O Colecionador (The Collector – 1965)
Quando penso no livro de John Fowles, eu me recordo que li
em apenas um dia, atrasando vários deveres de casa que deveria entregar no dia
seguinte na escola. A sua estrutura é hipnótica, um genuíno “page turner”, sem
gordura extra. Só fui assistir ao filme anos depois, já que não o encontrava em
nenhuma locadora de vídeo. E a adaptação do diretor William Wyler, na que
considero sua última obra-prima, emula perfeitamente o senso de perigo iminente
nas páginas, com uma interpretação primorosa, rica em nuances de Terence Stamp,
em seu primeiro grande papel no cinema. É impressionante a forma como ele deixa
transparecer sutilmente sua fragilidade em sua atitude corporal, constantemente
pendendo sua cabeça ao admirar sua presa, exatamente como uma criança que
analisa o mundo pela primeira vez. Já a atuação de Samantha Eggar, por mais que
tenha sido premiada e elogiada pela crítica da época, falha em personificar a força
interior da personagem literária. Ela soa pedante, nunca no controle das
situações. E a inteligência emocional da personagem, como exposta na parte do
livro em que acompanhamos seu diário, superava em muito a de seu gentil algoz. Esses
detalhes não enfraquecem o excelente resultado, um suspense que ainda hoje é
tremendamente eficiente, mas que infelizmente é pouco lembrado.
Acho excelente a forma como a câmera, na cena em que Miranda
encara pela primeira vez seu captor, insinua que ele esteja empunhando algum
tipo de arma intimidadora, mas que descobrimos ser apenas uma bandeja com a
refeição. A metáfora é clara, um amargo estudo sobre diferenças entre classes
sociais e suas respectivas “máscaras”, travestido de conto de horror. Como
esquecer o momento em que o perturbado Frederick (Stamp) questiona a
valorização exagerada da Arte, como forma de segregação intelectual na
sociedade? Ele pergunta para a jovem se ela realmente vê beleza nos rostos das
telas de Picasso, ou se ela simplesmente as aplaude por simbolizarem uma forma
de superioridade social, finalizando por rasgar violentamente o livro de Arte. Ela
realmente entende a mensagem do livro “O Apanhador no Campo de Centeio”, ou
apenas exibe-o como um símbolo de literatura superior?

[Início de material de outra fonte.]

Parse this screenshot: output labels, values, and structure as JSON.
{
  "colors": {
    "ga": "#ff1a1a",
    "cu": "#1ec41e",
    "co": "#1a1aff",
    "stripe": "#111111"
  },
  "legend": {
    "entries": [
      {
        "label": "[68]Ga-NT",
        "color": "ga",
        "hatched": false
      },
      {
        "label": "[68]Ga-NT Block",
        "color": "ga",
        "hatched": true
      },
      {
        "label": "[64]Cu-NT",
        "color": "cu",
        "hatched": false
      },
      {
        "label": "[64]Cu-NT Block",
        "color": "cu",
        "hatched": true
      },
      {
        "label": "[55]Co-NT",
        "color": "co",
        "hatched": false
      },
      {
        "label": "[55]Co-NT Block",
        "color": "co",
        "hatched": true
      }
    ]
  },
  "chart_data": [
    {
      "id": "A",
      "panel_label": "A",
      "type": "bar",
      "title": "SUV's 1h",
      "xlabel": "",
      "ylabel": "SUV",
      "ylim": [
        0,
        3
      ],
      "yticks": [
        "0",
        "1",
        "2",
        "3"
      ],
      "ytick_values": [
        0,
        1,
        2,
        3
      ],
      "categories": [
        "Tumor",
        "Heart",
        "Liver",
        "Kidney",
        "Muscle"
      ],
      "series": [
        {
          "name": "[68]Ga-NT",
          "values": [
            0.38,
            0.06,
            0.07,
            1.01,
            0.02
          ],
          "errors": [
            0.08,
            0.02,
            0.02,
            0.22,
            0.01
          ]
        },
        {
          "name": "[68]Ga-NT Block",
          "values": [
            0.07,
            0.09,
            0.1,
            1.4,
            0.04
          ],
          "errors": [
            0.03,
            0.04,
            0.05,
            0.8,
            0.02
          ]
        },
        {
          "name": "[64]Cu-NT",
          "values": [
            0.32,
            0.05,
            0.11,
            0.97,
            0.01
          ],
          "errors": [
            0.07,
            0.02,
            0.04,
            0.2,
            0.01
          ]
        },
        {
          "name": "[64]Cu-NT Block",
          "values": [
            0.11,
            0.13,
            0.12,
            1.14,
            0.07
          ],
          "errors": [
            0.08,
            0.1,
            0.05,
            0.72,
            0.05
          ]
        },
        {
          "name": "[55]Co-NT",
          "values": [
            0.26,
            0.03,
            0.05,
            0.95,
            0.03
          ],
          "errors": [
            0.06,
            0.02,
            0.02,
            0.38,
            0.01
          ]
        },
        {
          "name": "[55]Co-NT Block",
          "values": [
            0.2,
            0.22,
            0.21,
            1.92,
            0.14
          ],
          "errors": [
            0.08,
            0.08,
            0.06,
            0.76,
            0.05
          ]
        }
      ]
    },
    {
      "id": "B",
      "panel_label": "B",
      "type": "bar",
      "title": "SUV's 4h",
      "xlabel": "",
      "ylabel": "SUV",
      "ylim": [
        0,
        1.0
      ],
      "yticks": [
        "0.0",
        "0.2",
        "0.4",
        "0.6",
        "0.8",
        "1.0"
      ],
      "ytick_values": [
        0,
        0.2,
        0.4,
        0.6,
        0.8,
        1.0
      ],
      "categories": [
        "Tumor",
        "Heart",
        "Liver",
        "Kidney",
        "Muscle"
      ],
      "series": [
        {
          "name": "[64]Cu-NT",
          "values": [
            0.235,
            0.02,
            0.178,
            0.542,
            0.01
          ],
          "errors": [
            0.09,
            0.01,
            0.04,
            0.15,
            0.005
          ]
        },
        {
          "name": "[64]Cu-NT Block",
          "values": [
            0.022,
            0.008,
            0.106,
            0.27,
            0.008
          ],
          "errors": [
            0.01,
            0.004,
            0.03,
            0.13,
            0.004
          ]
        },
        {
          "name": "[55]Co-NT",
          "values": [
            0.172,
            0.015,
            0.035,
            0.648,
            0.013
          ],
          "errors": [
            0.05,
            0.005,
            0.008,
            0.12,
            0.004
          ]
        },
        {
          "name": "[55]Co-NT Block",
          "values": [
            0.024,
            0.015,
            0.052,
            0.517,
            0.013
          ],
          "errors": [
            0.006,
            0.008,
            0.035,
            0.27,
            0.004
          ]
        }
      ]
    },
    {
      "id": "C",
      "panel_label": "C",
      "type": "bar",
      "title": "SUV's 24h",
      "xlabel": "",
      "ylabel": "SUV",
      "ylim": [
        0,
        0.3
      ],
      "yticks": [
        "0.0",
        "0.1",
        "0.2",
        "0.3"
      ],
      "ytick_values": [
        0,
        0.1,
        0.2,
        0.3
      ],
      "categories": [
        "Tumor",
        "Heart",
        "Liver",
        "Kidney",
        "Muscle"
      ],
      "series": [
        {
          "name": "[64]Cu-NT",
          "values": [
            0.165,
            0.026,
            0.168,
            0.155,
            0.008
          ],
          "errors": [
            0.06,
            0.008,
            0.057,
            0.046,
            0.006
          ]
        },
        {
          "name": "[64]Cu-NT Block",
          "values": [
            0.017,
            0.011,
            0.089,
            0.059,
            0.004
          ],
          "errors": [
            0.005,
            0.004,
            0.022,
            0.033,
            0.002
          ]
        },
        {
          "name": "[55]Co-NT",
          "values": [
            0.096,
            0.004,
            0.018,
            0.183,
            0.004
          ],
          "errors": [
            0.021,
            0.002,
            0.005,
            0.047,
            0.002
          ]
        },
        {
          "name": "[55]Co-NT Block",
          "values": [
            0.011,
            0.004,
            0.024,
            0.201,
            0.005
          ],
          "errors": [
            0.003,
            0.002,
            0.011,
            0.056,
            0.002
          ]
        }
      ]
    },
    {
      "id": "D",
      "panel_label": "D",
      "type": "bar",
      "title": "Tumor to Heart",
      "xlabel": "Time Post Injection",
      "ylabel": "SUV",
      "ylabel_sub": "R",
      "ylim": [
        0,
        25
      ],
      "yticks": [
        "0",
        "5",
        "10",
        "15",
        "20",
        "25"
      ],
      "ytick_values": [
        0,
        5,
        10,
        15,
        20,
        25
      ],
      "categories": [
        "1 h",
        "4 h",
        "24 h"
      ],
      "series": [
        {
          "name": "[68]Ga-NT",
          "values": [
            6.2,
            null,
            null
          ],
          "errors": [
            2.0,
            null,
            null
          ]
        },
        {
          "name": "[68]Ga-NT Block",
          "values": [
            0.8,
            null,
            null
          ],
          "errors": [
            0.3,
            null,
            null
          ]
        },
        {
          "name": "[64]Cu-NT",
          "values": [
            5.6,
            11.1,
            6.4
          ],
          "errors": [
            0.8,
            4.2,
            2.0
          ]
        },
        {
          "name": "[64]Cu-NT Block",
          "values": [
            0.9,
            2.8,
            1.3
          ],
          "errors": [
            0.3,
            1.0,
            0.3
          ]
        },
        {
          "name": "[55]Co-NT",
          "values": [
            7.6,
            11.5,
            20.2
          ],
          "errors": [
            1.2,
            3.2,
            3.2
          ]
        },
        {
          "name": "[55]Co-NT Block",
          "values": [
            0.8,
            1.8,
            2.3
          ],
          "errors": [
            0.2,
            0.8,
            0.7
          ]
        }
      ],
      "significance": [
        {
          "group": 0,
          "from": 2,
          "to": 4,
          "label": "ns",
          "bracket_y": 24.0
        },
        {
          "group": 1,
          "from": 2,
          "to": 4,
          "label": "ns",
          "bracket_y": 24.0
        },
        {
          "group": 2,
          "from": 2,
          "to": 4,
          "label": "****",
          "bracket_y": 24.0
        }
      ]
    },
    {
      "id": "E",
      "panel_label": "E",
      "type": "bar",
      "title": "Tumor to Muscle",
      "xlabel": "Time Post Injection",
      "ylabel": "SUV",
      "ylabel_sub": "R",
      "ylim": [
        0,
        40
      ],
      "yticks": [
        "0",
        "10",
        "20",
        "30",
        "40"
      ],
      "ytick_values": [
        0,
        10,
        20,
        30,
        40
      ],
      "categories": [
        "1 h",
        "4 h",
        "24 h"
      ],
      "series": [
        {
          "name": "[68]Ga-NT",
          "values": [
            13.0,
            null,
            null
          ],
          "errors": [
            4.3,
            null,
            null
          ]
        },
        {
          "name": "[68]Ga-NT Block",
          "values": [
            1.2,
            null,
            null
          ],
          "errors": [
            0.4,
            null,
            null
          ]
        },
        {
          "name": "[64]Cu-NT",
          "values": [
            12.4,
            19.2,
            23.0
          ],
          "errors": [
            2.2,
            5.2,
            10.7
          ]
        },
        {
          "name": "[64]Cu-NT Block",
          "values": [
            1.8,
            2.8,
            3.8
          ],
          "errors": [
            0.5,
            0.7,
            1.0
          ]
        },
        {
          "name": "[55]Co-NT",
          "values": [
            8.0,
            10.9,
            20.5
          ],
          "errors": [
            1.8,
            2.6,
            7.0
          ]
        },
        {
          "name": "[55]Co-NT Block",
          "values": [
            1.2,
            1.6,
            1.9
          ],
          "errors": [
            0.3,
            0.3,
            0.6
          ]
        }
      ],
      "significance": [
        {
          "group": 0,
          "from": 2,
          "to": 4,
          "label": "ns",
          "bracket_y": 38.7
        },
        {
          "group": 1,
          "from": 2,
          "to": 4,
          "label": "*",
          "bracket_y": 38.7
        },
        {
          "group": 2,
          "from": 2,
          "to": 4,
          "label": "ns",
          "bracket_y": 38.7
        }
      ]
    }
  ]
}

Ele sabe que sua borboleta cativa nunca iria sequer olhar
para ele em um dia normal, um simples bancário, que era alvo do deboche dos
colegas até o dia em que recebeu a visita de uma familiar, avisando que ele
havia ganhado o prêmio da loteria. Ele decide aprisionar a jovem estudante, não
numa tentativa de impor sua personalidade sobre a dela, mas sim com a ideologia
de um legítimo colecionador, procurando amalgamar-se ao objeto de estudo,
entendê-lo em suas particularidades. Ao querer que ela passe um tempo com ele e
acabe gostando de sua companhia, o protagonista busca desesperadamente entender
o que o torna tão diferente dela, quais as razões que o fazem ser ignorado
enquanto pobre cidadão, mas adulado quando ascende socialmente num golpe de
sorte. Analisando profundamente, Miranda é tão doente quanto Frederick, ambos são
vítimas de um sistema que segrega, estipulando o que é valoroso e o que pode
ser desprezado, utilizando critérios abstratos e questionáveis. E o colecionador
não se satisfaz com apenas um espécime analisado, continuando sua busca pela
perfeição, aperfeiçoando seu plano para seu próximo alvo...
***
O filme está sendo lançado em DVD pela distribuidora "Versátil". Filme imperdível na coleção de todo cinéfilo dedicado.